Ryan Ince

Personal information
- Born: 16 September 1996 (age 29) Widnes, Cheshire, England
- Height: 6 ft 1 in (1.85 m)
- Weight: 14 st 11 lb (94 kg)

Playing information
- Position: Wing
Club
| Years | Team | Pld | T | G | FG | P |
| 2016–19 | Widnes Vikings | 46 | 31 | 0 | 0 | 124 |
| 2016(loan) | → Whitehaven | 16 | 1 | 0 | 0 | 4 |
| 2017(loan) | → Hunslet | 9 | 5 | 0 | 0 | 20 |
| 2018(loan) | → North Wales Crusaders | 1 | 0 | 0 | 0 | 0 |
| 2020 | Leigh Centurions | 0 | 0 | 0 | 0 | 0 |
| 2020(loan) | → Oldham | 2 | 1 | 0 | 0 | 4 |
| 2021 | Oldham | 20 | 1 | 0 | 0 | 4 |
| 2022– | Widnes Vikings | 86 | 54 | 0 | 0 | 56 |
|  | Total | 180 | 93 | 0 | 0 | 212 |
- Source: As of 1 January 2023

= Ryan Ince =

English rugby league footballer

Ryan Ince (born 16 September 1996) is an English professional rugby league footballer who plays on the for Widnes Vikings in the RFL Championship.

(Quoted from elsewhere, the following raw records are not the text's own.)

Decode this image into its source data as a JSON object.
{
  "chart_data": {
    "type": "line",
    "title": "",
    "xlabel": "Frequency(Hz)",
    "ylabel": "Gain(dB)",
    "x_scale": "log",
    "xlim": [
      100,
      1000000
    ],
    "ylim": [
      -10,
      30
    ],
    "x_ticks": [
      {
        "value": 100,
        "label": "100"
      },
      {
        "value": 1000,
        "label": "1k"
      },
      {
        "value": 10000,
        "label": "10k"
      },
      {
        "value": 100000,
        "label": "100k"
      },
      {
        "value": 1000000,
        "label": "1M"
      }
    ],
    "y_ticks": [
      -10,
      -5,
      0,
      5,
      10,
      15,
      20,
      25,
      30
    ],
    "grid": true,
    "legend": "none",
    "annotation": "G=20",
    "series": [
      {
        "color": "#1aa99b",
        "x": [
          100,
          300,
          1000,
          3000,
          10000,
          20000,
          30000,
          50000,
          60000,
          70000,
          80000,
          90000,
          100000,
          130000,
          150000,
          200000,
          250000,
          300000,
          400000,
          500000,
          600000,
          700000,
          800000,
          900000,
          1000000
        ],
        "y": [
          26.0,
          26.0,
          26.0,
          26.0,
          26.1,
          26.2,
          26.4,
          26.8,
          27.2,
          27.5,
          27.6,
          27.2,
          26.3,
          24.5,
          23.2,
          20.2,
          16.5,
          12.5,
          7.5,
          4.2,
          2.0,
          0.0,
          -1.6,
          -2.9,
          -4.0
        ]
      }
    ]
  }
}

He played for the Widnes Vikings in the Super League and in the Championship. He has also spent time on loan from Widnes at Whitehaven in the Championship and Hunslet and the North Wales Crusaders in League 1. Ince has also spent time on loan from the Leigh Centurions at Oldham in the RFL Championship.

==Background==
Ryan Ince was born in Widnes, Cheshire, England.

==Playing career==
===Widnes Vikings===
He graduated from the Widnes Vikings Academy system and played his junior rugby league for the Widnes Moorfield club. He has represented England at youth team level.

He made his début for Whitehaven, whilst on loan at the club in the Championship in 2016.
In 2016, he made his Widnes Vikings début against Hull FC.

===Leigh Centurions===
On 24 February 2020, it was announced that Ince had signed for Oldham on loan.

===Oldham RLFC===
On 19 November 2020, it was announced that Ince would join Oldham for the 2021 season on a one-year deal.

===Widnes Vikings (re-join)===
On 27 September 2021, it was reported that he had signed for Widnes in the RFL Championship.